- Born: Los Angeles, California, U.S.
- Education: BA, California State University, Northridge (CSUN) MA, Fielding Graduate University (psychology)
- Occupations: Television / film producer, director
- Years active: 1990-present

= Dave Caplan =

American television writer and producer

Dave Caplan (born May 6, 1959) is an American television writer and Executive Producer of prime-time comedies. He co-developed and serves as writer/executive producer of ABC's The Conners. He was a writer/co-Executive on the reboot of Roseanne, which was the most-watched scripted TV show of the 2018–2019 season.

== Education ==
Born in Los Angeles, California, Caplan graduated from the TV/Film school at California State University, Northridge (CSUN) with a Bachelor of Arts (BA) degree.
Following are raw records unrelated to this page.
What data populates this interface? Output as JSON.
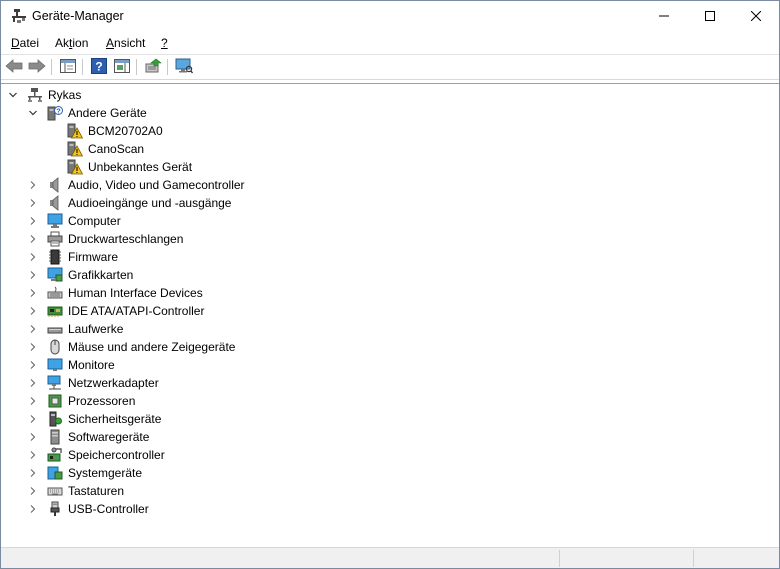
{
  "window": {
    "title": "Geräte-Manager"
  },
  "menu": [
    {
      "pre": "",
      "ul": "D",
      "post": "atei"
    },
    {
      "pre": "Ak",
      "ul": "t",
      "post": "ion"
    },
    {
      "pre": "",
      "ul": "A",
      "post": "nsicht"
    },
    {
      "pre": "",
      "ul": "?",
      "post": ""
    }
  ],
  "tree": {
    "root": {
      "label": "Rykas",
      "icon": "computer-tree-icon",
      "expanded": true
    },
    "expanded_category": {
      "label": "Andere Geräte",
      "icon": "unknown-device-icon",
      "children": [
        {
          "label": "BCM20702A0",
          "icon": "warning-device-icon"
        },
        {
          "label": "CanoScan",
          "icon": "warning-device-icon"
        },
        {
          "label": "Unbekanntes Gerät",
          "icon": "warning-device-icon"
        }
      ]
    },
    "categories": [
      {
        "label": "Audio, Video und Gamecontroller",
        "icon": "speaker-icon"
      },
      {
        "label": "Audioeingänge und -ausgänge",
        "icon": "speaker-icon"
      },
      {
        "label": "Computer",
        "icon": "monitor-icon"
      },
      {
        "label": "Druckwarteschlangen",
        "icon": "printer-icon"
      },
      {
        "label": "Firmware",
        "icon": "firmware-icon"
      },
      {
        "label": "Grafikkarten",
        "icon": "display-adapter-icon"
      },
      {
        "label": "Human Interface Devices",
        "icon": "hid-icon"
      },
      {
        "label": "IDE ATA/ATAPI-Controller",
        "icon": "ide-controller-icon"
      },
      {
        "label": "Laufwerke",
        "icon": "drive-icon"
      },
      {
        "label": "Mäuse und andere Zeigegeräte",
        "icon": "mouse-icon"
      },
      {
        "label": "Monitore",
        "icon": "monitor-icon"
      },
      {
        "label": "Netzwerkadapter",
        "icon": "network-adapter-icon"
      },
      {
        "label": "Prozessoren",
        "icon": "processor-icon"
      },
      {
        "label": "Sicherheitsgeräte",
        "icon": "security-device-icon"
      },
      {
        "label": "Softwaregeräte",
        "icon": "software-device-icon"
      },
      {
        "label": "Speichercontroller",
        "icon": "storage-controller-icon"
      },
      {
        "label": "Systemgeräte",
        "icon": "system-device-icon"
      },
      {
        "label": "Tastaturen",
        "icon": "keyboard-icon"
      },
      {
        "label": "USB-Controller",
        "icon": "usb-icon"
      }
    ]
  }
}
Caplan began his career when he was accepted into the prestigious Warner Brothers Writers Workshop in 1989, having his script chosen out of thousands of submissions. Caplan also holds a doctoral degree in psychology, with a specialty in media psychology, from Fielding Graduate University.

== Writing career ==
Caplan's early career saw him writing for such critically lauded comedies as Roseanne and Parker Lewis Can't Lose. He was promoted to writer/Producer on the acclaimed hit ABC-TV series Dinosaurs. Based on his work on that show, Caplan was rewarded with the first of three "overall" talent deals with Disney Television.
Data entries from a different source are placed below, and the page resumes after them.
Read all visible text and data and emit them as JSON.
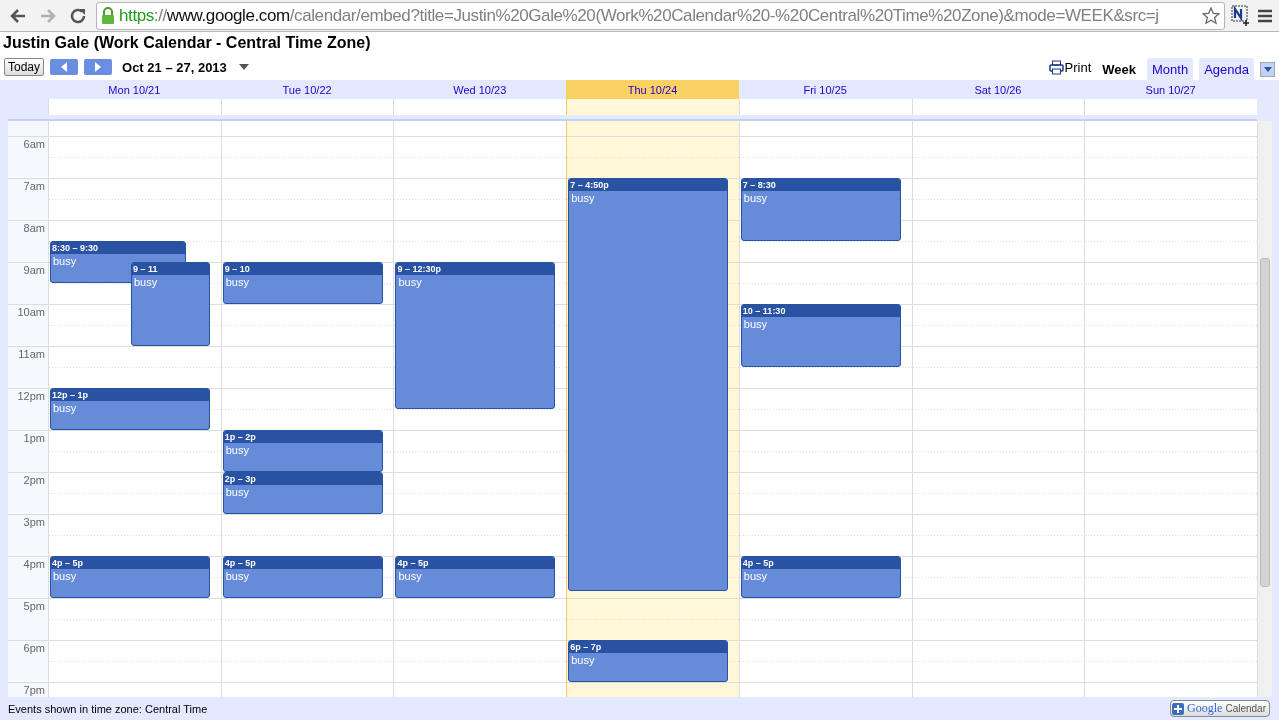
{
  "browser": {
    "url_parts": [
      {
        "kind": "secure",
        "text": "https"
      },
      {
        "kind": "muted",
        "text": "://"
      },
      {
        "kind": "host",
        "text": "www.google.com"
      },
      {
        "kind": "muted",
        "text": "/calendar/embed?title=Justin%20Gale%20(Work%20Calendar%20-%20Central%20Time%20Zone)&mode=WEEK&src=j"
      }
    ]
  },
  "title": "Justin Gale (Work Calendar - Central Time Zone)",
  "toolbar": {
    "today": "Today",
    "date_range": "Oct 21 – 27, 2013",
    "print": "Print"
  },
  "view_tabs": [
    {
      "label": "Week",
      "selected": true
    },
    {
      "label": "Month",
      "selected": false
    },
    {
      "label": "Agenda",
      "selected": false
    }
  ],
  "days": [
    {
      "label": "Mon 10/21",
      "selected": false,
      "events": [
        {
          "time": "8:30 – 9:30",
          "title": "busy",
          "kind": "left"
        },
        {
          "time": "9 – 11",
          "title": "busy",
          "kind": "right"
        },
        {
          "time": "12p – 1p",
          "title": "busy",
          "kind": "full"
        },
        {
          "time": "4p – 5p",
          "title": "busy",
          "kind": "full"
        }
      ]
    },
    {
      "label": "Tue 10/22",
      "selected": false,
      "events": [
        {
          "time": "9 – 10",
          "title": "busy",
          "kind": "full"
        },
        {
          "time": "1p – 2p",
          "title": "busy",
          "kind": "full"
        },
        {
          "time": "2p – 3p",
          "title": "busy",
          "kind": "full"
        },
        {
          "time": "4p – 5p",
          "title": "busy",
          "kind": "full"
        }
      ]
    },
    {
      "label": "Wed 10/23",
      "selected": false,
      "events": [
        {
          "time": "9 – 12:30p",
          "title": "busy",
          "kind": "full"
        },
        {
          "time": "4p – 5p",
          "title": "busy",
          "kind": "full"
        }
      ]
    },
    {
      "label": "Thu 10/24",
      "selected": true,
      "events": [
        {
          "time": "7 – 4:50p",
          "title": "busy",
          "kind": "full"
        },
        {
          "time": "6p – 7p",
          "title": "busy",
          "kind": "full"
        }
      ]
    },
    {
      "label": "Fri 10/25",
      "selected": false,
      "events": [
        {
          "time": "7 – 8:30",
          "title": "busy",
          "kind": "full"
        },
        {
          "time": "10 – 11:30",
          "title": "busy",
          "kind": "full"
        },
        {
          "time": "4p – 5p",
          "title": "busy",
          "kind": "full"
        }
      ]
    },
    {
      "label": "Sat 10/26",
      "selected": false
    },
    {
      "label": "Sun 10/27",
      "selected": false
    }
  ],
  "hours": [
    "6am",
    "7am",
    "8am",
    "9am",
    "10am",
    "11am",
    "12pm",
    "1pm",
    "2pm",
    "3pm",
    "4pm",
    "5pm",
    "6pm",
    "7pm"
  ],
  "footer": {
    "timezone_note": "Events shown in time zone: Central Time",
    "badge_logo": "Google",
    "badge_label": "Calendar"
  }
}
Moving on to Warner Brothers Television, Caplan served as writer/Executive Producer on the ABC hit comedies George Lopez and The Drew Carey Show. In addition to comedy, Caplan helped to launch the record-setting TNT drama Rizzoli & Isles by serving as Consulting Producer. Most recently, Caplan was writer/Executive Producer/co-showrunner for the unprecedented 90-episode pickup of FX comedy Anger Management, starring Charlie Sheen.

== Awards ==
Caplan was awarded the Humanitas Certificate for the George Lopez episode, “The Kidney Stays in the Picture”. The award was for addressing the pressing need for organ donation. The Writers Guild of America West recognized Caplan for his writing contribution to Roseanne, which was feted as one of the 101 best written TV series. In 2011, Caplan was honored with the Cinematheque Award for Alumni by California State University, Northridge.